Question 2: What are the main factors that can allow to further improve U.S.-Japan defense relations?

As the United States is facing the dauting task of responding to two geostrategic challenges – Russia in Europe and China in the Indo-Pacific – almost simultaneously, Japan, arguably the most important ally of the United States in the Indo-Pacific region, overhauled its national security strategic guidance. Tokyo’s new National Security Strategy (NSS), National Defense Strategy (NDS), and Defense Build-up Plan (DBP), released in December 2022, all identified China as the greatest national security challenge, and fundamentally reoriented Japan’s national security approaches around the goal of deterring China.
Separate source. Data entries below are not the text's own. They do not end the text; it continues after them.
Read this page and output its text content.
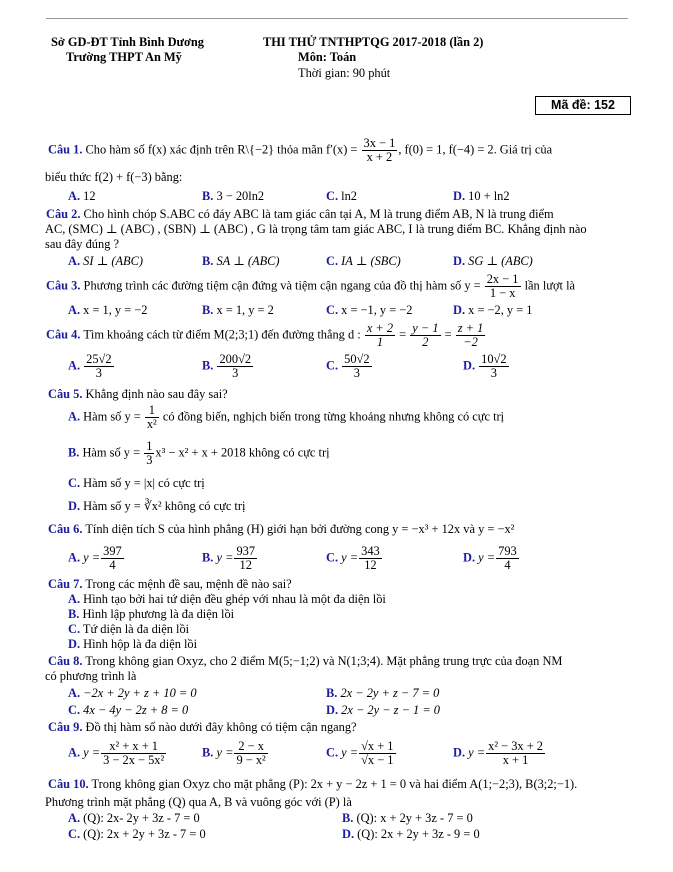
Sở GD-ĐT Tỉnh Bình Dương
Trường THPT An Mỹ
THI THỬ TNTHPTQG 2017-2018 (lần 2)
Môn: Toán
Thời gian: 90 phút
Mã đề: 152
Câu 1. Cho hàm số f(x) xác định trên R\{−2} thỏa mãn $f'(x) = \frac{3x - 1}{x + 2}$ , f(0) = 1, f(−4) = 2. Giá trị của
biểu thức f(2) + f(−3) bằng:
A. 12	B. 3 − 20ln2	C. ln2	D. 10 + ln2
Câu 2. Cho hình chóp S.ABC có đáy ABC là tam giác cân tại A, M là trung điểm AB, N là trung điểm
AC, (SMC) ⊥ (ABC) , (SBN) ⊥ (ABC) , G là trọng tâm tam giác ABC, I là trung điểm BC. Khẳng định nào
sau đây đúng ?
A. SI ⊥ (ABC)	B. SA ⊥ (ABC)	C. IA ⊥ (SBC)	D. SG ⊥ (ABC)
Câu 3. Phương trình các đường tiệm cận đứng và tiệm cận ngang của đồ thị hàm số $y = \frac{2x - 1}{1 - x}$ lần lượt là
A. x = 1, y = −2	B. x = 1, y = 2	C. x = −1, y = −2	D. x = −2, y = 1
Câu 4. Tìm khoảng cách từ điểm M(2;3;1) đến đường thẳng d : $\frac{x + 2}{1} = \frac{y - 1}{2} = \frac{z + 1}{-2}$
A. $\frac{25√2}{3}$	B. $\frac{200√2}{3}$	C. $\frac{50√2}{3}$	D. $\frac{10√2}{3}$
Câu 5. Khẳng định nào sau đây sai?
A. Hàm số $y = \frac{1}{\text{x²}}$ có đồng biến, nghịch biến trong từng khoảng nhưng không có cực trị
B. Hàm số $y = \frac{1}{3} x^3 - x^2 + x + 2018$ không có cực trị
C. Hàm số y = |x| có cực trị
D. Hàm số y = ∛x² không có cực trị
Câu 6. Tính diện tích S của hình phẳng (H) giới hạn bởi đường cong y = −x³ + 12x và y = −x²
A. $y = \frac{397}{4}$	B. $y = \frac{937}{12}$	C. $y = \frac{343}{12}$	D. $y = \frac{793}{4}$
Câu 7. Trong các mệnh đề sau, mệnh đề nào sai?
A. Hình tạo bởi hai tứ diện đều ghép với nhau là một đa diện lồi
B. Hình lập phương là đa diện lồi
C. Tứ diện là đa diện lồi
D. Hình hộp là đa diện lồi
Câu 8. Trong không gian Oxyz, cho 2 điểm M(5;−1;2) và N(1;3;4). Mặt phẳng trung trực của đoạn NM
có phương trình là
A. −2x + 2y + z + 10 = 0	B. 2x − 2y + z − 7 = 0
C. 4x − 4y − 2z + 8 = 0	D. 2x − 2y − z − 1 = 0
Câu 9. Đồ thị hàm số nào dưới đây không có tiệm cận ngang?
A. $y = \frac{\text{x² + x + 1}}{\text{3 − 2x − 5x²}}$	B. $y = \frac{2 - x}{\text{9 − x²}}$	C. $y = \frac{√x + 1}{√x - 1}$	D. $y = \frac{\text{x² − 3x + 2}}{x + 1}$
Câu 10. Trong không gian Oxyz cho mặt phẳng (P): 2x + y − 2z + 1 = 0 và hai điểm A(1;−2;3), B(3;2;−1).
Phương trình mặt phẳng (Q) qua A, B và vuông góc với (P) là
A. (Q): 2x- 2y + 3z - 7 = 0	B. (Q): x + 2y + 3z - 7 = 0
C. (Q): 2x + 2y + 3z - 7 = 0	D. (Q): 2x + 2y + 3z - 9 = 0
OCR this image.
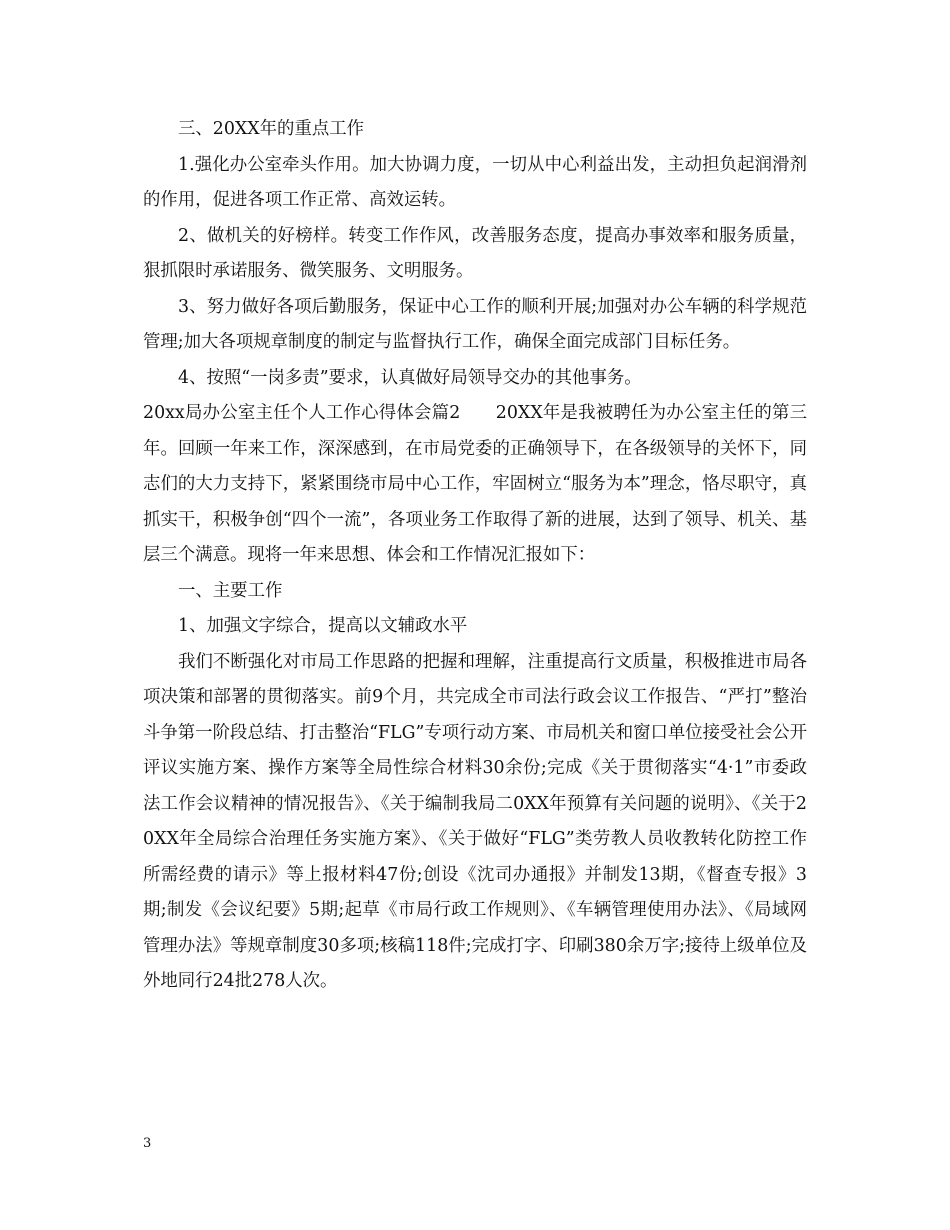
三、20XX年的重点工作

1.强化办公室牵头作用。加大协调力度，一切从中心利益出发，主动担负起润滑剂的作用，促进各项工作正常、高效运转。

2、做机关的好榜样。转变工作作风，改善服务态度，提高办事效率和服务质量，狠抓限时承诺服务、微笑服务、文明服务。

3、努力做好各项后勤服务，保证中心工作的顺利开展;加强对办公车辆的科学规范管理;加大各项规章制度的制定与监督执行工作，确保全面完成部门目标任务。

4、按照“一岗多责”要求，认真做好局领导交办的其他事务。

20xx局办公室主任个人工作心得体会篇2　　20XX年是我被聘任为办公室主任的第三年。回顾一年来工作，深深感到，在市局党委的正确领导下，在各级领导的关怀下，同志们的大力支持下，紧紧围绕市局中心工作，牢固树立“服务为本”理念，恪尽职守，真抓实干，积极争创“四个一流”，各项业务工作取得了新的进展，达到了领导、机关、基层三个满意。现将一年来思想、体会和工作情况汇报如下：

一、主要工作

1、加强文字综合，提高以文辅政水平

我们不断强化对市局工作思路的把握和理解，注重提高行文质量，积极推进市局各项决策和部署的贯彻落实。前9个月，共完成全市司法行政会议工作报告、“严打”整治斗争第一阶段总结、打击整治“FLG”专项行动方案、市局机关和窗口单位接受社会公开评议实施方案、操作方案等全局性综合材料30余份;完成《关于贯彻落实“4·1”市委政法工作会议精神的情况报告》、《关于编制我局二0XX年预算有关问题的说明》、《关于20XX年全局综合治理任务实施方案》、《关于做好“FLG”类劳教人员收教转化防控工作所需经费的请示》等上报材料47份;创设《沈司办通报》并制发13期，《督查专报》3期;制发《会议纪要》5期;起草《市局行政工作规则》、《车辆管理使用办法》、《局域网管理办法》等规章制度30多项;核稿118件;完成打字、印刷380余万字;接待上级单位及外地同行24批278人次。

3
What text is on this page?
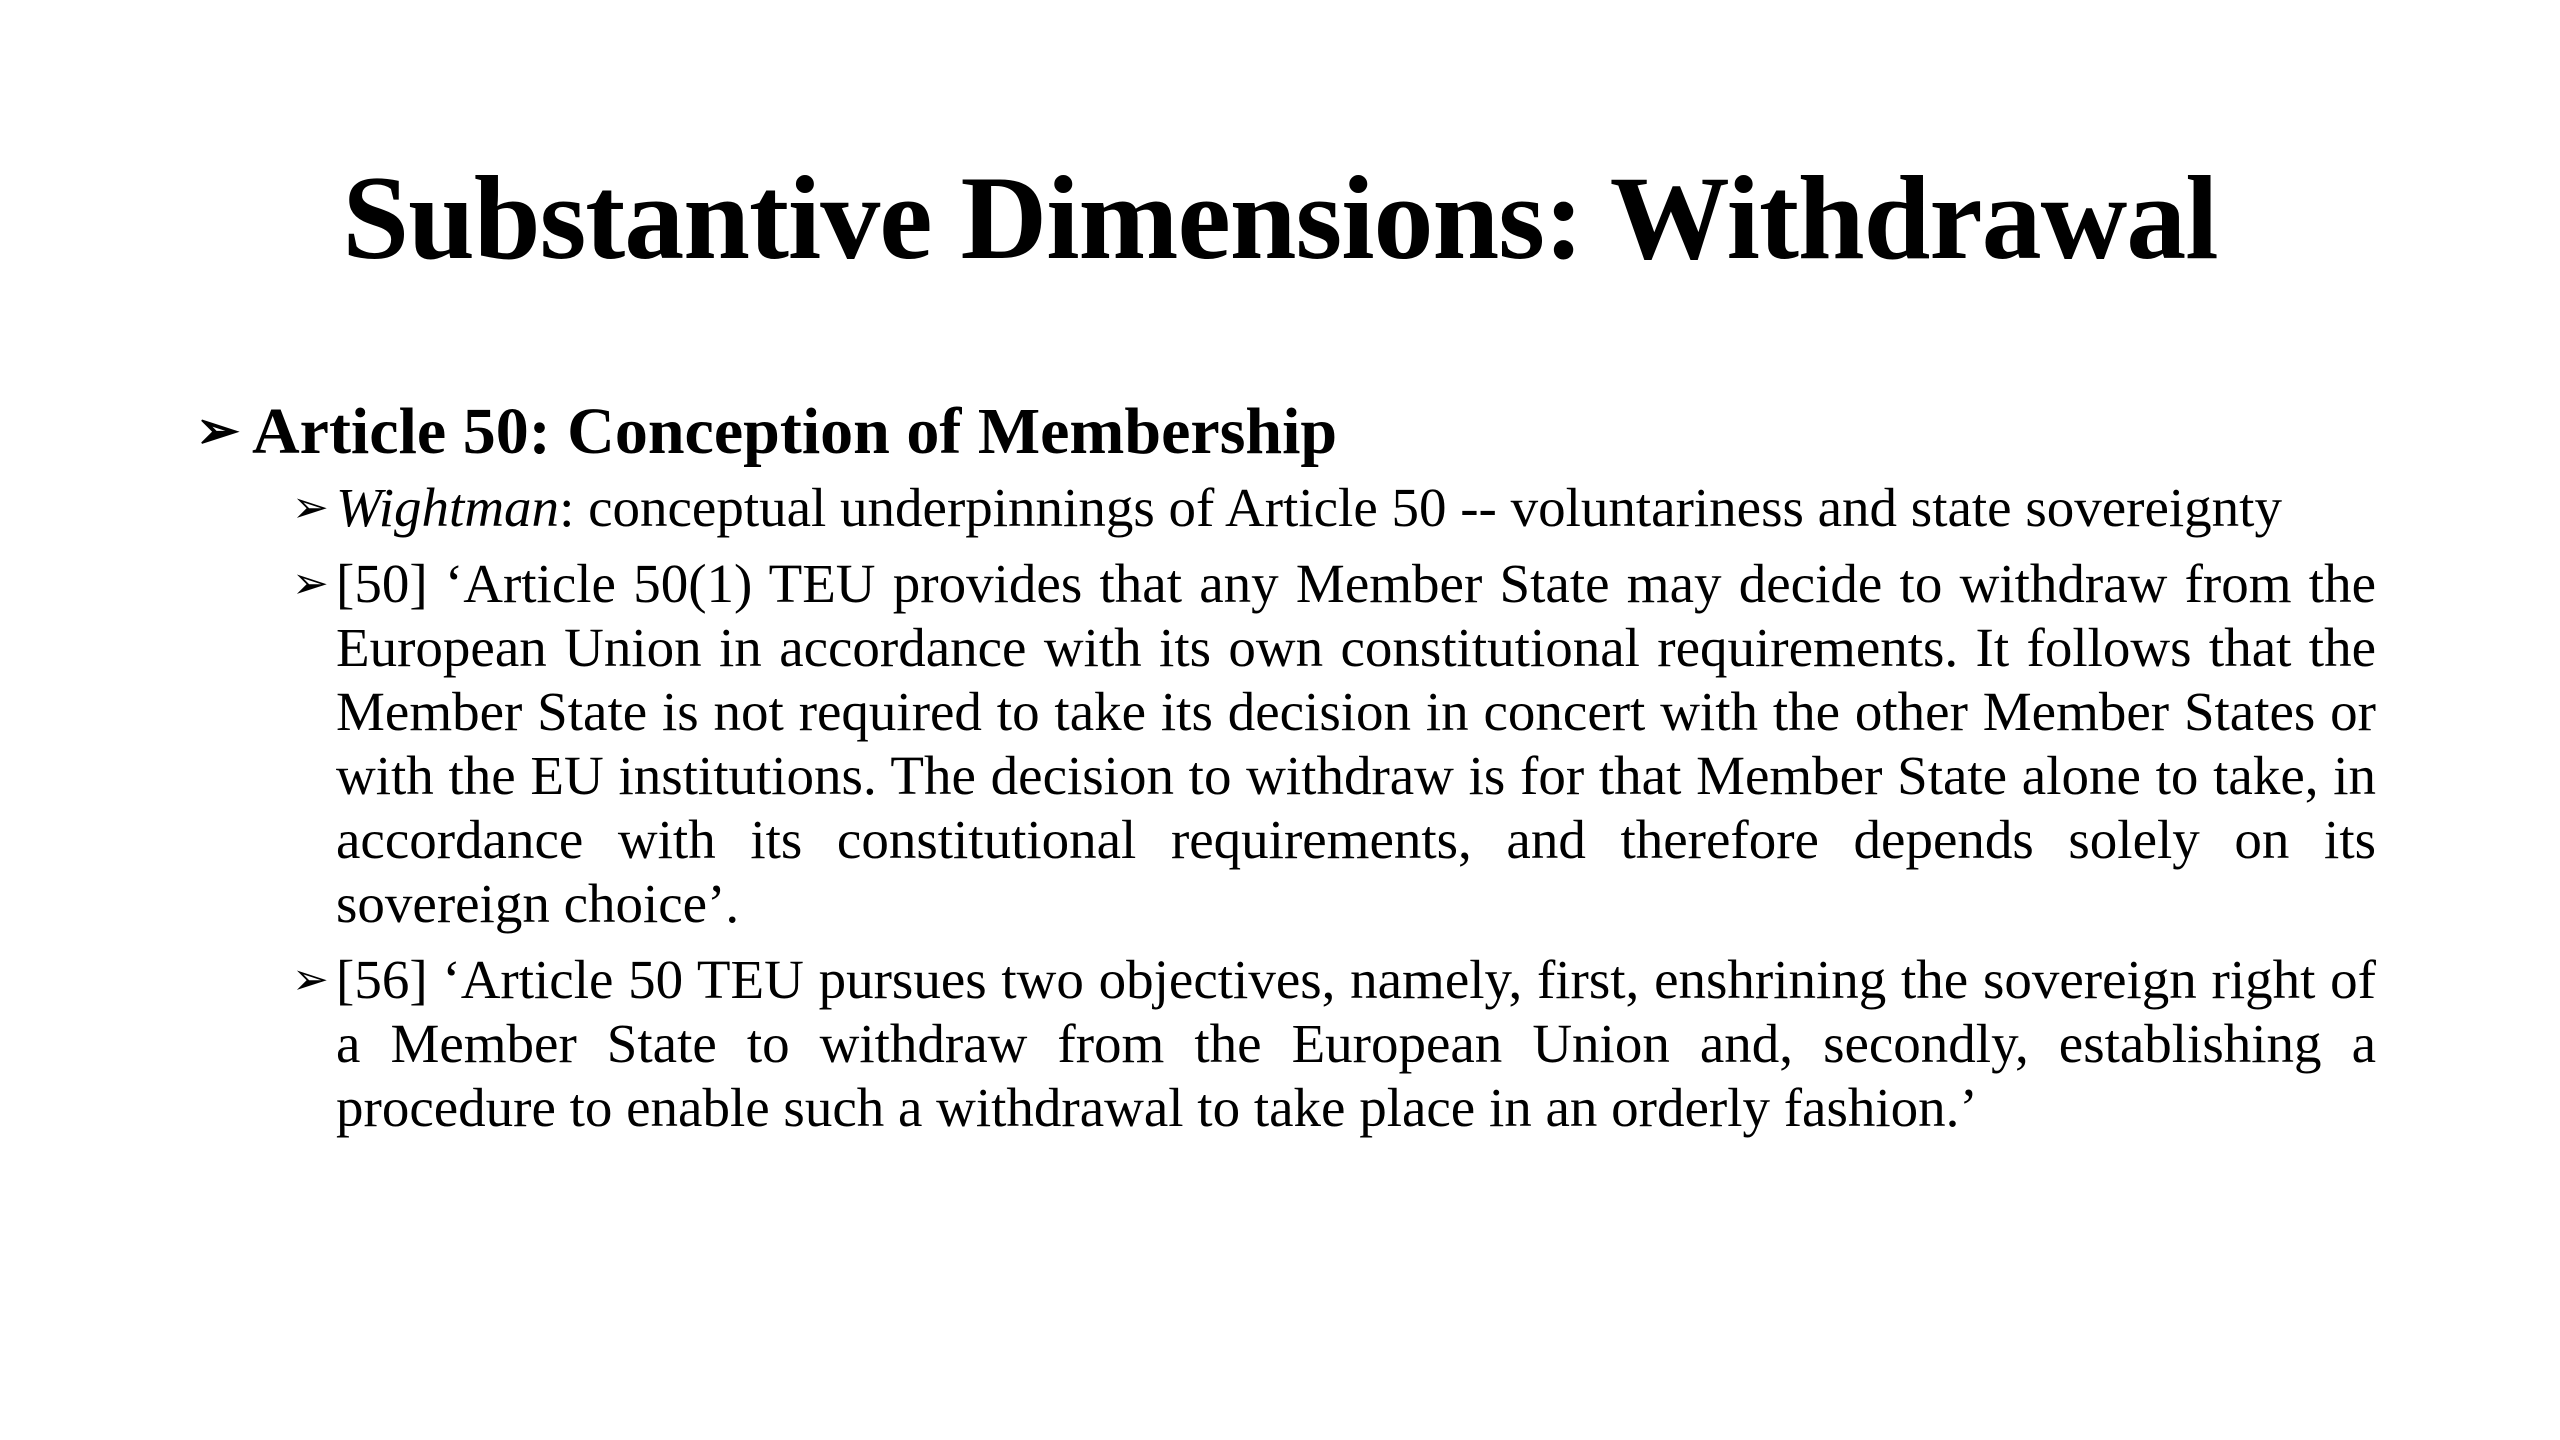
Substantive Dimensions: Withdrawal
➢ Article 50: Conception of Membership
➢ Wightman: conceptual underpinnings of Article 50 -- voluntariness and state sovereignty
➢ [50] ‘Article 50(1) TEU provides that any Member State may decide to withdraw from the European Union in accordance with its own constitutional requirements. It follows that the Member State is not required to take its decision in concert with the other Member States or with the EU institutions. The decision to withdraw is for that Member State alone to take, in accordance with its constitutional requirements, and therefore depends solely on its sovereign choice’.
➢ [56] ‘Article 50 TEU pursues two objectives, namely, first, enshrining the sovereign right of a Member State to withdraw from the European Union and, secondly, establishing a procedure to enable such a withdrawal to take place in an orderly fashion.’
Doubling down on its commitment to the U.S.-Japan alliance is an integral part of Tokyo’s such effort. 

Moving forward, Japan can improve its defense relations in several ways to effectively deter China. One is to improve its own defense capability. For example, after lengthy internal debates, Japan decided to introduce a counterstrike capability. Furthermore, it made a departure from its postwar practice and decided to double its defense spending to roughly 2 percent of its Gross Domestic Product (GDP). With a spending increase in sight, Japan can finally invest in areas such as military medicine, ammunition supply – all of which are critical in enabling Japan to be resilient in case of contingencies – while continuing to build the capability in new military domains such as cyber and space. 

More importantly, Japan can further improve its defense relation with the United States by enhancing its own ties with other U.S. allies and partners across the Indo-Pacific region. In fact, this effort has been well under way as Japan continues to institutionalize security relations with countries such as Australia, India and the Philippines as well as key U.S. allies in Europe such as the United Kingdom, France and Germany. With the recent decision by South Korea to address the wartime forced labor issue with Japan, Tokyo and Seoul also can revitalize their effort to strengthen their security ties in earnest.